R1 Therapeutics Raises $77.5M Series A to Advance Kidney Disease Drug

The chronic kidney disease (CKD) market remains one of the most underserved segments in pharma, with hyperphosphatemia driving morbidity and hospitalizations. Existing phosphate binders such as sevelamer and Renvela require multiple daily pills and achieve modest target‑achievement rates. R1 Therapeutics' $77.5 million Series A, led by Abingworth, F‑Prime and DaVita Venture Group, signals strong investor confidence in a differentiated approach. By targeting the active transport of phosphate, the company hopes to reduce pill burden while improving biochemical control, a combination that could reshape standard of care for CKD patients worldwide.

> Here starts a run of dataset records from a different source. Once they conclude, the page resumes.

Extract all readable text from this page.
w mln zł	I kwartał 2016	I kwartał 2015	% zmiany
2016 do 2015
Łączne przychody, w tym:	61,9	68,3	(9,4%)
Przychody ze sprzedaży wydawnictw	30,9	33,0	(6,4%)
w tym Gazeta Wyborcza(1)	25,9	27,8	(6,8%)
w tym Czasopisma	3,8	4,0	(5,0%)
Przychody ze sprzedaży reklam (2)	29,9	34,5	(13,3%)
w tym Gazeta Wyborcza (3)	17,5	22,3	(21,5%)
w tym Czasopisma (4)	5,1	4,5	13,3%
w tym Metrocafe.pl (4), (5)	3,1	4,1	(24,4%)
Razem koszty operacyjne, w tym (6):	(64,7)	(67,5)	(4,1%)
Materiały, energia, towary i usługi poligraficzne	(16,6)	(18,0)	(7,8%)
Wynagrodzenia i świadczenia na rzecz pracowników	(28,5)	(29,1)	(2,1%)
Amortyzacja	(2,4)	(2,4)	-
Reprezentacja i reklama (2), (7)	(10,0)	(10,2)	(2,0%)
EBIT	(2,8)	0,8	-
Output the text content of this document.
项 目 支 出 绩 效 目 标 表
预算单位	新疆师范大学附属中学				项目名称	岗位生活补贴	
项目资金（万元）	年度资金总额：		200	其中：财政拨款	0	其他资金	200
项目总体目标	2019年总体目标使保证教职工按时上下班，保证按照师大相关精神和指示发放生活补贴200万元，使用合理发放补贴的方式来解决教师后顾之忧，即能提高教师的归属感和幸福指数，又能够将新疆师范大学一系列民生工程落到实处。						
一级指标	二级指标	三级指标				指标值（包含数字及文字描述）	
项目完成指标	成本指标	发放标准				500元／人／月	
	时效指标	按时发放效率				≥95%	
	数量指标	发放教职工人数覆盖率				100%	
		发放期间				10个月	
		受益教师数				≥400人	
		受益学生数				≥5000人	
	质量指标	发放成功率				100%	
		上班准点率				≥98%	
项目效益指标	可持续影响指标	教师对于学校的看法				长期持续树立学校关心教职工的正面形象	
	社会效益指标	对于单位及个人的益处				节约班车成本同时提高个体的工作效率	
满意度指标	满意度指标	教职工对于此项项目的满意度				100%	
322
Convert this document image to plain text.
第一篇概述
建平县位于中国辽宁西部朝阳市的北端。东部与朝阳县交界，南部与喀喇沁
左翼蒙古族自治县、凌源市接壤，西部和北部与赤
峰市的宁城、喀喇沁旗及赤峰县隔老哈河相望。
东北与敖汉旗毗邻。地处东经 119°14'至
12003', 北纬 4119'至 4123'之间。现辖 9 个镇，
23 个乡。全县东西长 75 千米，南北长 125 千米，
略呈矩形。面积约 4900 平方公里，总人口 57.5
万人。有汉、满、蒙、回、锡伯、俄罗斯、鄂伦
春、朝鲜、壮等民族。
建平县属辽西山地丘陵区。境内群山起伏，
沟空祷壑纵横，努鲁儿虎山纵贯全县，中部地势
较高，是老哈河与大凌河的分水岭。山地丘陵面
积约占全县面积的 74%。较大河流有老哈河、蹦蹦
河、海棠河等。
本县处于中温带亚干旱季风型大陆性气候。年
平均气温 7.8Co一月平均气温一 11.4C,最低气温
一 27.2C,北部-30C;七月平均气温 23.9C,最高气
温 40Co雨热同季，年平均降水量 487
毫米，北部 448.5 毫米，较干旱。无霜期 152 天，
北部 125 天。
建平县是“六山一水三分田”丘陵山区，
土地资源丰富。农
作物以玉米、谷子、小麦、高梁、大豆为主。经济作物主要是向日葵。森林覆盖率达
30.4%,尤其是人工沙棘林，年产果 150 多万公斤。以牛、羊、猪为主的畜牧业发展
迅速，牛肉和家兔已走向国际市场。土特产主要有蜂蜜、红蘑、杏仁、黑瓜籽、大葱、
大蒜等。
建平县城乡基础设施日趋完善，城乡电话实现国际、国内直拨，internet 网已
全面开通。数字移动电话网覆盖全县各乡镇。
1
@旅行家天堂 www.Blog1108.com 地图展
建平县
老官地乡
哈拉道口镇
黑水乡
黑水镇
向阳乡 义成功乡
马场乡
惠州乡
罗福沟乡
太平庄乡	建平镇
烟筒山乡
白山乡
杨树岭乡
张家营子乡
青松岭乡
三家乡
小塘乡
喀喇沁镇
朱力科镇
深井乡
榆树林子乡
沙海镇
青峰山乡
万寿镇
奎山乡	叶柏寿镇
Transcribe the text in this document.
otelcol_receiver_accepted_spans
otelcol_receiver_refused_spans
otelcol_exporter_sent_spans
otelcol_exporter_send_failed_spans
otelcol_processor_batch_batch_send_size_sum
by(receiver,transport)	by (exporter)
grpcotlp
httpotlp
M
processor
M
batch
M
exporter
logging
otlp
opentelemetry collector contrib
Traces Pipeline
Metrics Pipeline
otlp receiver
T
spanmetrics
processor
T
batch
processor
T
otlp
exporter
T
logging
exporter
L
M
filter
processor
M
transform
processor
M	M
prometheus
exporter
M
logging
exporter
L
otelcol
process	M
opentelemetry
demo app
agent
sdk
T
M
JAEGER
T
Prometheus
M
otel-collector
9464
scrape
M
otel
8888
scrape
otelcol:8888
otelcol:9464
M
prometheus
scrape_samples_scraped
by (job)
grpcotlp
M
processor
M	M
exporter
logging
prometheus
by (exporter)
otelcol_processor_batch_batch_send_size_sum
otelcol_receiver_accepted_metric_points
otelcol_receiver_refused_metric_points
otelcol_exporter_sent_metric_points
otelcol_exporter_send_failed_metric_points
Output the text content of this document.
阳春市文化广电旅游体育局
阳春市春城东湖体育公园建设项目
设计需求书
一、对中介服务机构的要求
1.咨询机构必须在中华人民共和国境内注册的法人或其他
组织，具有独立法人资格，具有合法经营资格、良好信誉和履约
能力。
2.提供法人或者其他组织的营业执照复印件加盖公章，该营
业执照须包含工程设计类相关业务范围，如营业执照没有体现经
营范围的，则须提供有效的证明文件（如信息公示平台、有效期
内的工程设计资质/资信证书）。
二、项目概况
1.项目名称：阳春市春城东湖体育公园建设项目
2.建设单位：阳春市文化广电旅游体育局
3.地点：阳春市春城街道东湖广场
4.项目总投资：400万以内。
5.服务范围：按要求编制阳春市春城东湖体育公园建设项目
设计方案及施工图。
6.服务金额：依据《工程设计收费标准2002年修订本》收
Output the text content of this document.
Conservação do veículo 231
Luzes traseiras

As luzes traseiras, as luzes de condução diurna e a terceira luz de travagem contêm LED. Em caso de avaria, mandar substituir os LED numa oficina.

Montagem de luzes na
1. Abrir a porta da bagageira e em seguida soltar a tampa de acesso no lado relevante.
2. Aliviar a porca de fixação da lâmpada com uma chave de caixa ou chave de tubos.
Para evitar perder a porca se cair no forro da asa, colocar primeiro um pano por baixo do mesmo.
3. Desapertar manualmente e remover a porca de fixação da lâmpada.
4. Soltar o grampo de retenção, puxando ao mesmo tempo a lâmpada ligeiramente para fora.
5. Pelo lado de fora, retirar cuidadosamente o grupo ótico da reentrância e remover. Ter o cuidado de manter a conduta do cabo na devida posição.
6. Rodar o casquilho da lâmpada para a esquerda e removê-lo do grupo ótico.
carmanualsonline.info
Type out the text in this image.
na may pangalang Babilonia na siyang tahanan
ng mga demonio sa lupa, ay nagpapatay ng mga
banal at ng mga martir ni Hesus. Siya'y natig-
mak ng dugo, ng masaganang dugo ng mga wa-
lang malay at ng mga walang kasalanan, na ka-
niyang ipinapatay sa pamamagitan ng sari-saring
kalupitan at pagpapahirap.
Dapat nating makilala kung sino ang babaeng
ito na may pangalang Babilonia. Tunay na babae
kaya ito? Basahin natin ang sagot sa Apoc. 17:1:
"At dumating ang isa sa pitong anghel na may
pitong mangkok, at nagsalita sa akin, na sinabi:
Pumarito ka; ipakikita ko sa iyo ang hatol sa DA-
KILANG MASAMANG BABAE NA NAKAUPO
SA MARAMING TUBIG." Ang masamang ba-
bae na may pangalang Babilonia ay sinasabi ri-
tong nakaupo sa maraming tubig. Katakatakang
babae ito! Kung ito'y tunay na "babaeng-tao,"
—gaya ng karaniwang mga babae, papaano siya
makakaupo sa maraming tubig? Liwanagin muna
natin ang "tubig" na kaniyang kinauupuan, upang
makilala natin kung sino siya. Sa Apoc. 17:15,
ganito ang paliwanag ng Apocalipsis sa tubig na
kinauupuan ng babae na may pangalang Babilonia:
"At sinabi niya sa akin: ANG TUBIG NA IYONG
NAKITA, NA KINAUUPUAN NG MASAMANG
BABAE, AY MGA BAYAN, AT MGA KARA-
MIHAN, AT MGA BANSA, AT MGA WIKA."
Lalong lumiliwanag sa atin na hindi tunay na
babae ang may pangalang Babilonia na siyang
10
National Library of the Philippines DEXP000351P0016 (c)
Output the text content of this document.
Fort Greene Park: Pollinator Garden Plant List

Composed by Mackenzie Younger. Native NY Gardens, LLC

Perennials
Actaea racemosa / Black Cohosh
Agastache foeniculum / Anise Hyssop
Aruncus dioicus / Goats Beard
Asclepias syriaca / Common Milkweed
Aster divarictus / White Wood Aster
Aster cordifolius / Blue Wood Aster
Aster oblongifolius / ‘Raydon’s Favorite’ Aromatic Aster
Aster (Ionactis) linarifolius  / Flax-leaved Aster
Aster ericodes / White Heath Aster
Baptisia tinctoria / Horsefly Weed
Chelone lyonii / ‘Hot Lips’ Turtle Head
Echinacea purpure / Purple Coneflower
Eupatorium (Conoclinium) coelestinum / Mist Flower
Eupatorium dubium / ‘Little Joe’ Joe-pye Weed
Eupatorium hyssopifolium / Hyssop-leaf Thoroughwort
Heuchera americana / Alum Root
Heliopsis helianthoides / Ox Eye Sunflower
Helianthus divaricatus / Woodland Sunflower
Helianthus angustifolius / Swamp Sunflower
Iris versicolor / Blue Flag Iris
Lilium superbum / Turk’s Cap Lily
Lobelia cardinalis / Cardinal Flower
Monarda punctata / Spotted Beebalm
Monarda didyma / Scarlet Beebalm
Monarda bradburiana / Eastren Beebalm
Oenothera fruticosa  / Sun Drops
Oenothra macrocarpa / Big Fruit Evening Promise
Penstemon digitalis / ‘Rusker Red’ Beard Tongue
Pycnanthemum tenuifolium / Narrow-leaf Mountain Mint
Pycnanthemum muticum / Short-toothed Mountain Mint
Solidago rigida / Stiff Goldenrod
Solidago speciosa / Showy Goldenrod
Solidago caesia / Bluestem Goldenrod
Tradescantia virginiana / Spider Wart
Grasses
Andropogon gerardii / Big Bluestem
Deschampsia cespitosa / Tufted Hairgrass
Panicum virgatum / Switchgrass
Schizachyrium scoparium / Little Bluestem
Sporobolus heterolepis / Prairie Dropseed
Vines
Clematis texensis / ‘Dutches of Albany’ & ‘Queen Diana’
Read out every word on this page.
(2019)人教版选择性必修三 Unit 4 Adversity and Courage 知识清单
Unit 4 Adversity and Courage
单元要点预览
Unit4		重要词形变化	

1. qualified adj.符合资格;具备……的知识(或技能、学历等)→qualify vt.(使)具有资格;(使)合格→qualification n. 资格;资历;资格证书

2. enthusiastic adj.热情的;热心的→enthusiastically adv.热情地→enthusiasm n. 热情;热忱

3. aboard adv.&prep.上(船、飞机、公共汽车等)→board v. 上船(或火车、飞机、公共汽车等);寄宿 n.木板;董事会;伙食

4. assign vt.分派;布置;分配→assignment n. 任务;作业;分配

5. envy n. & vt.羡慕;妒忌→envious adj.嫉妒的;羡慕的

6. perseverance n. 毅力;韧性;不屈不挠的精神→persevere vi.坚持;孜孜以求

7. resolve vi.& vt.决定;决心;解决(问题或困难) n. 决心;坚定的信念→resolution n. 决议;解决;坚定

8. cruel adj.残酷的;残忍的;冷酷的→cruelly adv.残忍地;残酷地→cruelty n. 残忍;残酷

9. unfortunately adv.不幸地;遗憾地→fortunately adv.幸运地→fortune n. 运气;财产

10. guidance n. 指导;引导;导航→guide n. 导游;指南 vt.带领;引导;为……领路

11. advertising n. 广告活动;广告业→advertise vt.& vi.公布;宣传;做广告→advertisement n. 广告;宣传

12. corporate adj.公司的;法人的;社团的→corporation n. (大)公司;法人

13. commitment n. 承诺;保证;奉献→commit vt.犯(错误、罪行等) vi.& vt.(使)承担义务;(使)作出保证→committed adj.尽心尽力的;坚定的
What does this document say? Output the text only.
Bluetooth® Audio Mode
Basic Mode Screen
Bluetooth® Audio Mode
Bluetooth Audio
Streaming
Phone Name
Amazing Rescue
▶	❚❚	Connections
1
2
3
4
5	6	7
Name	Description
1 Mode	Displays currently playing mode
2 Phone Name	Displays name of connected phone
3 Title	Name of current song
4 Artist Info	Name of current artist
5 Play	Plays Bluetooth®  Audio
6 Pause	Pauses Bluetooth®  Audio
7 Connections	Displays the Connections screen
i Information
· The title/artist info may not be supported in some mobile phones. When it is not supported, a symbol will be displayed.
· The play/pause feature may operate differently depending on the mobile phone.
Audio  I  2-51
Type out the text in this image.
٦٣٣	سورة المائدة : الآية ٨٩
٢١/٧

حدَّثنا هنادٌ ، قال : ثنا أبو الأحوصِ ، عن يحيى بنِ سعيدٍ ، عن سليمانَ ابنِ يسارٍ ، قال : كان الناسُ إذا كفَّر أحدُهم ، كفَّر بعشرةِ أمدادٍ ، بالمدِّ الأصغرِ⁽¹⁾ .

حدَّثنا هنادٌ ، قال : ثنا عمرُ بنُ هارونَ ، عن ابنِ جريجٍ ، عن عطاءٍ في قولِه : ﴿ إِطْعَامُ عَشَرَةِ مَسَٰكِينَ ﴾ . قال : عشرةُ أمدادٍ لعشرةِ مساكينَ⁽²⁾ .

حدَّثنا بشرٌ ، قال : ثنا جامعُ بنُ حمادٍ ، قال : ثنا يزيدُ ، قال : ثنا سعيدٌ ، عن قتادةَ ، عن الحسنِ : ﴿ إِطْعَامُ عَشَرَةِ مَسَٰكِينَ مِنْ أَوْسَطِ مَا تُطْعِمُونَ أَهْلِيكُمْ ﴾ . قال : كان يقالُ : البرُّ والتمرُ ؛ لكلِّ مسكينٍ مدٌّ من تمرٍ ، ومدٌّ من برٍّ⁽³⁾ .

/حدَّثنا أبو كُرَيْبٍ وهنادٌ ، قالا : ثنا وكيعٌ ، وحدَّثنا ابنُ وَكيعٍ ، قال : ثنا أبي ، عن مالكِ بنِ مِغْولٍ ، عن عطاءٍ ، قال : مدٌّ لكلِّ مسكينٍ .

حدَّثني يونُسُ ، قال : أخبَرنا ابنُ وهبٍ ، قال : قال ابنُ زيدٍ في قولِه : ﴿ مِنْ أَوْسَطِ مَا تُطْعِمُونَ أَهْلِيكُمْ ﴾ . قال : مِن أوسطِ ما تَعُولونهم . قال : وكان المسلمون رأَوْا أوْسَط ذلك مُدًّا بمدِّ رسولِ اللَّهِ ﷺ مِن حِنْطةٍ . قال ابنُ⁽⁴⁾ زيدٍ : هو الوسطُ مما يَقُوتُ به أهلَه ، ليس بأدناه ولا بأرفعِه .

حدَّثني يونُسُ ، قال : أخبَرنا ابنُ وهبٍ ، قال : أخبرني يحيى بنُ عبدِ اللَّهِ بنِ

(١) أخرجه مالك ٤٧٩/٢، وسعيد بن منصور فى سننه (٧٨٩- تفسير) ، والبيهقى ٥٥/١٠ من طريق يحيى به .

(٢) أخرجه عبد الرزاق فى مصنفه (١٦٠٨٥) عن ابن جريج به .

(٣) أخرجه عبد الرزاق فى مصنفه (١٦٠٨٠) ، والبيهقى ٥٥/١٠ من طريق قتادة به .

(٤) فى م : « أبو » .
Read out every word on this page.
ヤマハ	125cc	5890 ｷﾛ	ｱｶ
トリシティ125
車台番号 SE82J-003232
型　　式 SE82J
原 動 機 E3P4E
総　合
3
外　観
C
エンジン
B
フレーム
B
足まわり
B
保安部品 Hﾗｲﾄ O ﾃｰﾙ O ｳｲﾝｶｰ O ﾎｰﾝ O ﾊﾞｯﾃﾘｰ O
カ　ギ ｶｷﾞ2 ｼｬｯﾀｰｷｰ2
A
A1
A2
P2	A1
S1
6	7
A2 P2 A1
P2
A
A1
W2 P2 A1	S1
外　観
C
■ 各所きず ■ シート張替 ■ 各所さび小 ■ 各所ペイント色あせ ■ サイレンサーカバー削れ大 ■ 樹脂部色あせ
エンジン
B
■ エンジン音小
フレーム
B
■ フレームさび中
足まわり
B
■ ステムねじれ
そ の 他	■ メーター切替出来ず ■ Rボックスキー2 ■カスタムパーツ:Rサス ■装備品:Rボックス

AP306, the lead candidate acquired from Chugai and sublicensed by Alebund Pharmaceuticals, is the first pan‑phosphate transporter inhibitor that blocks the active uptake pathway. In a Phase 2a study conducted in China, the drug lowered serum phosphate more effectively than Renvela, with roughly 20 % more patients reaching KDIGO‑recommended levels. The trial’s favorable safety profile and reduced tablet count underpin R1’s claim of a lower pill burden. A global Phase 2b trial, co‑managed with Alebund, is slated to start later this year, expanding enrollment beyond Greater China.

The sizable Series A round places R1 among a wave of biotech firms attracting late‑stage capital for niche renal therapies. Investors such as DaVita see strategic alignment with dialysis services, while venture firms anticipate a multi‑billion‑dollar market for next‑generation phosphate control. If AP306 confirms its Phase 2b advantage, it could command premium pricing and fast‑track regulatory pathways, given the high unmet need. Moreover, the partnership model with Alebund illustrates a growing trend of cross‑border collaborations that de‑risk development while preserving regional rights. Success would not only validate R1’s science but also reinforce confidence in specialty kidney‑focused investments.